Na tabela do Campeonato Brasileiro, o clima já é de alerta. O Atlético-MG soma apenas dois empates em quatro jogos e ainda não venceu. O Galo sofre com falta de coesão tática e desempenho irregular. O time até cria, mas finaliza mal e sofre defensivamente, um reflexo direto da instabilidade técnica e emocional que vive desde o fim de 2024.

O Botafogo, por outro lado, venceu apenas uma vez até aqui. O atual campeão da América iniciou o campeonato com expectativa alta, mas vem sofrendo para apresentar o mesmo nível competitivo da temporada passada. Sem a consistência defensiva de outrora e com dificuldades para controlar os jogos no meio-campo, o time de Renato Paiva ainda busca identidade.

Diferente da final do ano passado, quando ambos os clubes chegavam em momentos de afirmação, o reencontro deste domingo carrega um peso mais simbólico do que técnico.

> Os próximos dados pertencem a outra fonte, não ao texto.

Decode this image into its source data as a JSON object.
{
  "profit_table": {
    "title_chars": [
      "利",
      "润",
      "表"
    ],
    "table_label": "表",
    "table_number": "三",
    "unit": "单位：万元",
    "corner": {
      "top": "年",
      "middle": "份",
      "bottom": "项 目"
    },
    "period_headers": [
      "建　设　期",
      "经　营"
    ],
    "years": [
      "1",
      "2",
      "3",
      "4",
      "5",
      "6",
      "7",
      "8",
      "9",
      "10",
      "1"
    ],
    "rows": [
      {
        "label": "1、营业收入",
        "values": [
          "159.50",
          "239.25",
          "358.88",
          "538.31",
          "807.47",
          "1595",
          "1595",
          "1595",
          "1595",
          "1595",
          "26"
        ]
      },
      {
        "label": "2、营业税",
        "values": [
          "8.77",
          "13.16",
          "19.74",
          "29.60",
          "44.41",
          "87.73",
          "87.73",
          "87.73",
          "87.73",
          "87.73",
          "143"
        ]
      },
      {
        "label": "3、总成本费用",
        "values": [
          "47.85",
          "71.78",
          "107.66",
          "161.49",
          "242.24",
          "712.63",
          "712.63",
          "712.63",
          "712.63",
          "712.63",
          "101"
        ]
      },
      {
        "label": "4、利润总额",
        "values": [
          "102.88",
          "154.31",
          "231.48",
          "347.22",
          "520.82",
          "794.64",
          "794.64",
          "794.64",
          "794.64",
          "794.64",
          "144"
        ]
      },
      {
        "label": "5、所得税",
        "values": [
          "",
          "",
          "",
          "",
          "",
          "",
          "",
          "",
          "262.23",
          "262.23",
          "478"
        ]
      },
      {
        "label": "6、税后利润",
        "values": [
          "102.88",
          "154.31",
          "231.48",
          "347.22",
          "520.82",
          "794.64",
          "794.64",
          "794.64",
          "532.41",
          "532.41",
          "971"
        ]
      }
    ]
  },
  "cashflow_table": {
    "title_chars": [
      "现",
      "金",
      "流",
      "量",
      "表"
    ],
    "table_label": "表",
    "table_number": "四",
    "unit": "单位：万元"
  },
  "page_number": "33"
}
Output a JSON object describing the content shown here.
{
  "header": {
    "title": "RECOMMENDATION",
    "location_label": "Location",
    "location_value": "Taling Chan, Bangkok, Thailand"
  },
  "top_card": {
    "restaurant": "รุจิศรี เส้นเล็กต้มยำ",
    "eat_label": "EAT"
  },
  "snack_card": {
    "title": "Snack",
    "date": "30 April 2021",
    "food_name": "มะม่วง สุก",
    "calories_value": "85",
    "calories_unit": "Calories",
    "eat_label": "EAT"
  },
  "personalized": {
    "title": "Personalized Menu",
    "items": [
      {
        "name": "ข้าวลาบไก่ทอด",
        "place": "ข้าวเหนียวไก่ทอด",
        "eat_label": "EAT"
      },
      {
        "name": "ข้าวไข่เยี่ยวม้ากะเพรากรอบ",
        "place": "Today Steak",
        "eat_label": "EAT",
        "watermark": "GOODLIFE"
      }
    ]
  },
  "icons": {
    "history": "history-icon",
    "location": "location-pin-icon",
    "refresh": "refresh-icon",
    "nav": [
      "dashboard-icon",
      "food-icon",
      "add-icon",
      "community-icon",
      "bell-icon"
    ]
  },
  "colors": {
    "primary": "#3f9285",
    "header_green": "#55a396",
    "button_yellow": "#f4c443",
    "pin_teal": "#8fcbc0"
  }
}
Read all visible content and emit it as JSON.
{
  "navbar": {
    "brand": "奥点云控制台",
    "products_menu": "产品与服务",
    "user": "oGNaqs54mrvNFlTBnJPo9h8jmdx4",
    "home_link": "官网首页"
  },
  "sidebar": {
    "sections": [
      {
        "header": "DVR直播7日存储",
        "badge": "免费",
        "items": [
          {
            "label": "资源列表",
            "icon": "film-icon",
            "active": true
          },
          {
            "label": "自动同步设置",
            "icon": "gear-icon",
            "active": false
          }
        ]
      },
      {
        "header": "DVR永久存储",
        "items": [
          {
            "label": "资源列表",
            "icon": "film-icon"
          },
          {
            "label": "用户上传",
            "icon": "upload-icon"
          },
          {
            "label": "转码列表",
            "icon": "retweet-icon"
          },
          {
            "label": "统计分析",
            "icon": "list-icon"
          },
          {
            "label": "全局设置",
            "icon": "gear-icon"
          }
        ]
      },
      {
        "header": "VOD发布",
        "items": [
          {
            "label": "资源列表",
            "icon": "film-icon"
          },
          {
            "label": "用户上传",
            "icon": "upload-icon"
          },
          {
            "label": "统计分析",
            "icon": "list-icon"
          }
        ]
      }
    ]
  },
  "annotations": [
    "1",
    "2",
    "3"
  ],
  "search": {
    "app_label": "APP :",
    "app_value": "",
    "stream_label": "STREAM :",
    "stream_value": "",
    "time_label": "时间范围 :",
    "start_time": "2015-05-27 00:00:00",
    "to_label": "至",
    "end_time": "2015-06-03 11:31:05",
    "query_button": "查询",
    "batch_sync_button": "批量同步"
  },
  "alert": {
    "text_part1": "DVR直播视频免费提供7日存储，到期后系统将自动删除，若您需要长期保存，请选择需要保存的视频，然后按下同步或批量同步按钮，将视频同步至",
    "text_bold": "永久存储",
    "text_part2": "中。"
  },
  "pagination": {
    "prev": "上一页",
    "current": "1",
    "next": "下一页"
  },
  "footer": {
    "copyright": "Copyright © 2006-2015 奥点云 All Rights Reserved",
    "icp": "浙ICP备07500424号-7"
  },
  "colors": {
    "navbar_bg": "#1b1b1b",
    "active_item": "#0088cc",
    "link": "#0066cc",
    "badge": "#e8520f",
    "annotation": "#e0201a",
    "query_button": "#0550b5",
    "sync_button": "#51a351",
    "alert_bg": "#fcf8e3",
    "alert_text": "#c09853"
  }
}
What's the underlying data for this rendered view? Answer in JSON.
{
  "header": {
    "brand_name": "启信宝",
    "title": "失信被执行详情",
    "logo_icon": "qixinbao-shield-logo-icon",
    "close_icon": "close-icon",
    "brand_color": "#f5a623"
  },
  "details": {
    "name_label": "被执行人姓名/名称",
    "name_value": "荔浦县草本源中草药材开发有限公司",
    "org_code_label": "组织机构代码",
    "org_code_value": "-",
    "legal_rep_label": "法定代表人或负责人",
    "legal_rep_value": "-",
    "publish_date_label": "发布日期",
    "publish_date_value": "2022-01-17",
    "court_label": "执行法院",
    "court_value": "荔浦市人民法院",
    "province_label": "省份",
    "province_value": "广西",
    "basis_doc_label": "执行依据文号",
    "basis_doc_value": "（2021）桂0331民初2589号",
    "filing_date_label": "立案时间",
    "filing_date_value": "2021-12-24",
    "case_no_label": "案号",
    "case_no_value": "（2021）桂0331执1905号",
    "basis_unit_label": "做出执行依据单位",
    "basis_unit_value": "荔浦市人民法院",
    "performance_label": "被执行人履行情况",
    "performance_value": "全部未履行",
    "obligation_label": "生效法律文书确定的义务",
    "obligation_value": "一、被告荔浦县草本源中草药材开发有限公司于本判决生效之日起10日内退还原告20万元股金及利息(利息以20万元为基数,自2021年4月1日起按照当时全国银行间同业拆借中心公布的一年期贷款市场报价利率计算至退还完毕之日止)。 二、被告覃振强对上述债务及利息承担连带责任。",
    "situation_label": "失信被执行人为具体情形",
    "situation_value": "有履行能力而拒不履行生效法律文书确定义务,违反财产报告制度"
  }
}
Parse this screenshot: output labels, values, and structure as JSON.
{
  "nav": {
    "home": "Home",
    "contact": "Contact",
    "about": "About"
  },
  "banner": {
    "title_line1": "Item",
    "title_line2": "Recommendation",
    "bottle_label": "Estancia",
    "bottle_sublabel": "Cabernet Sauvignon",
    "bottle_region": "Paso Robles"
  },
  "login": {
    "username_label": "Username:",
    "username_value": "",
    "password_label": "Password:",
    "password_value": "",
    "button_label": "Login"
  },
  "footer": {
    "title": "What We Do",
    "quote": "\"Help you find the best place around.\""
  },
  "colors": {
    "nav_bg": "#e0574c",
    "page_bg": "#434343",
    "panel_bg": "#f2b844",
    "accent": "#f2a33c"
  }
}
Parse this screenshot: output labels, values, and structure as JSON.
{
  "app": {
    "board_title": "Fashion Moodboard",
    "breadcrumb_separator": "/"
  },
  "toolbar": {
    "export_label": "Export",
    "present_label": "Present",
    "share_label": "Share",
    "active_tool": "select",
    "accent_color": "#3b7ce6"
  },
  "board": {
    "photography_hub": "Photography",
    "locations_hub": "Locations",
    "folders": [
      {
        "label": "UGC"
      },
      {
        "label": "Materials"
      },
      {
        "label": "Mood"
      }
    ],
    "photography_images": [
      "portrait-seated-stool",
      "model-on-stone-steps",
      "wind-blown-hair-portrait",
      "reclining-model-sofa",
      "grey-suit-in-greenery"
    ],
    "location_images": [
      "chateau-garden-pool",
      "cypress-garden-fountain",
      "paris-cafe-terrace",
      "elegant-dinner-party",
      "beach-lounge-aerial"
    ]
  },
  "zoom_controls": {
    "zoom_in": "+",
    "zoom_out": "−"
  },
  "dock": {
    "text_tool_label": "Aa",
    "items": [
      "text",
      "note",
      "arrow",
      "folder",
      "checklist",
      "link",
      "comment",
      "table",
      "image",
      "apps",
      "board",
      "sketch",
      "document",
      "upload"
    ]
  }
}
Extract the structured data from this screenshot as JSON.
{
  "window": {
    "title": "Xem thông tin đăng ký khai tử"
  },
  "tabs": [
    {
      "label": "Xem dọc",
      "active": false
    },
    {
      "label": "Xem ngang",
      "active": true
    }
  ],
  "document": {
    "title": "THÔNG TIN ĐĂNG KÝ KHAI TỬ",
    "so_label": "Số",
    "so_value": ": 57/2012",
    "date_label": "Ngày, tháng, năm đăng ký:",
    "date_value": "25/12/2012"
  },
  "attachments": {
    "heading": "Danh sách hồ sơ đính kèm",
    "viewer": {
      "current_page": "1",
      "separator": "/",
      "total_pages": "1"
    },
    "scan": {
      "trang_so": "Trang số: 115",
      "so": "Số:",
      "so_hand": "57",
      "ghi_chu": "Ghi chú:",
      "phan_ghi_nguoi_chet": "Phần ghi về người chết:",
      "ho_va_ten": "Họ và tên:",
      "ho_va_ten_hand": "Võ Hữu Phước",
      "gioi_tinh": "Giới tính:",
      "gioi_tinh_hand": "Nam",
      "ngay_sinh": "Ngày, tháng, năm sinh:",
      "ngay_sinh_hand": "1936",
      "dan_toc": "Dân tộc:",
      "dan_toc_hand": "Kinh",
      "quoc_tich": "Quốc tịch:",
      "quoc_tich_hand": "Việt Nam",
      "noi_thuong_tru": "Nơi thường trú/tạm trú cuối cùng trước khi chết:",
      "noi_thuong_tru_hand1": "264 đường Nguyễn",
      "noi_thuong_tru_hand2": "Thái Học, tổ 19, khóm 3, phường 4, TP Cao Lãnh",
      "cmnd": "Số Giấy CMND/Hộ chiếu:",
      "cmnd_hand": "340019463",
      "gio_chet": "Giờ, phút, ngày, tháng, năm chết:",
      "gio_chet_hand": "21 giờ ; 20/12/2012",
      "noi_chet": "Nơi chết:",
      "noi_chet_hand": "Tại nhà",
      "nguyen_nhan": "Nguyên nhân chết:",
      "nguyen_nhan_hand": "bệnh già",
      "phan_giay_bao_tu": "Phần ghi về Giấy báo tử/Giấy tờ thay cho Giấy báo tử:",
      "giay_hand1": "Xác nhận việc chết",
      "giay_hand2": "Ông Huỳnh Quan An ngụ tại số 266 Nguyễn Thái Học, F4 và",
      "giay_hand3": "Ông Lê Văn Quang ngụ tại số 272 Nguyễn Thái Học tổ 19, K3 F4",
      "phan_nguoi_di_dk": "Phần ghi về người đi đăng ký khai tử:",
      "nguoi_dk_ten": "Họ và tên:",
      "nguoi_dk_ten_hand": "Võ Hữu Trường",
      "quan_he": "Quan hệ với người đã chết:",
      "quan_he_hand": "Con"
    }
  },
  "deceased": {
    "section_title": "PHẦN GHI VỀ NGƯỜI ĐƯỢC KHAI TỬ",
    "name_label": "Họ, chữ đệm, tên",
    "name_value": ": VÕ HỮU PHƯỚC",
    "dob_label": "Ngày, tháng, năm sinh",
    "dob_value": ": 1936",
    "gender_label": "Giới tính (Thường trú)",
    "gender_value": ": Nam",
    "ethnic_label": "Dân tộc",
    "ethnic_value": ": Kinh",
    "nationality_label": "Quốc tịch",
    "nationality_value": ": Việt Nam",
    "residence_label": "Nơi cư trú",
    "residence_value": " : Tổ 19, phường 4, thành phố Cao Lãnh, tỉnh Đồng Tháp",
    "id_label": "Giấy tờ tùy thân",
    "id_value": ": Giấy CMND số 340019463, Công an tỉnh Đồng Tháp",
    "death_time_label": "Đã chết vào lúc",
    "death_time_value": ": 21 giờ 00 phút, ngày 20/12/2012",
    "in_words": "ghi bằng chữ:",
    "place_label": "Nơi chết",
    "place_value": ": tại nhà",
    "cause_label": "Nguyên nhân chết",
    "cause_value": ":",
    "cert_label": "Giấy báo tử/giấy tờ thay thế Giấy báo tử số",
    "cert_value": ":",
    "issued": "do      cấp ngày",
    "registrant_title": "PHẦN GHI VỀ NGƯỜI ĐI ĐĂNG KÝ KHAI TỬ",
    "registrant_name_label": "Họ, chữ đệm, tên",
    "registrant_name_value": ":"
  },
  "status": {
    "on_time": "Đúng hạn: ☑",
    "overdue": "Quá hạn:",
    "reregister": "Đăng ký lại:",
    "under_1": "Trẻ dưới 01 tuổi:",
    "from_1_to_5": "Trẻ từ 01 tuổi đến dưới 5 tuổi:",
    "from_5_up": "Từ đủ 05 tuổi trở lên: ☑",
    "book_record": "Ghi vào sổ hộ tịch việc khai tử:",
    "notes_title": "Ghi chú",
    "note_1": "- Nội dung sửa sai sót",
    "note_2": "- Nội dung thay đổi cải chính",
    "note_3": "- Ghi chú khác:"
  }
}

É uma espécie de lembrete do quanto o futebol brasileiro é volátil. Em tão pouco tempo, as estruturas que levaram os dois times à final continental já ruíram.

A diferença é que, agora, há urgência. O resultado do jogo pode significar bem mais do que três pontos: pode aliviar pressão, dar fôlego a treinadores recém-chegados e reacender uma fagulha de confiança em elencos que ainda não disseram a que vieram em 2025.

Do lado do Botafogo, a expectativa gira em torno de reencontrar o volume ofensivo que marcou sua arrancada no fim do ano passado. O torcedor ainda espera ver em campo a mesma entrega dos nomes que sobraram do time do ano passado. No Atlético, o desafio é maior: Cuca precisa organizar uma equipe emocionalmente abalada e sem padrão, enquanto recupera o protagonismo de jogadores importantes.

A reedição da final da Libertadores de 2024 chega em um momento bem menos glamouroso. Botafogo e Atlético-MG se reencontram enfraquecidos, pressionados e carentes de identidade. O brilho do confronto, antes reservado para a elite do continente, agora serve como termômetro para medir quem pode reagir e quem continuará patinando em um início de Brasileirão que já cobra respostas.

Neste novo capítulo, o que está em jogo não é um título, mas talvez algo tão importante quanto: o resgate de confiança e rumo. E para dois clubes que já provaram recentemente o sabor da glória, a crise pode ser ainda mais amarga.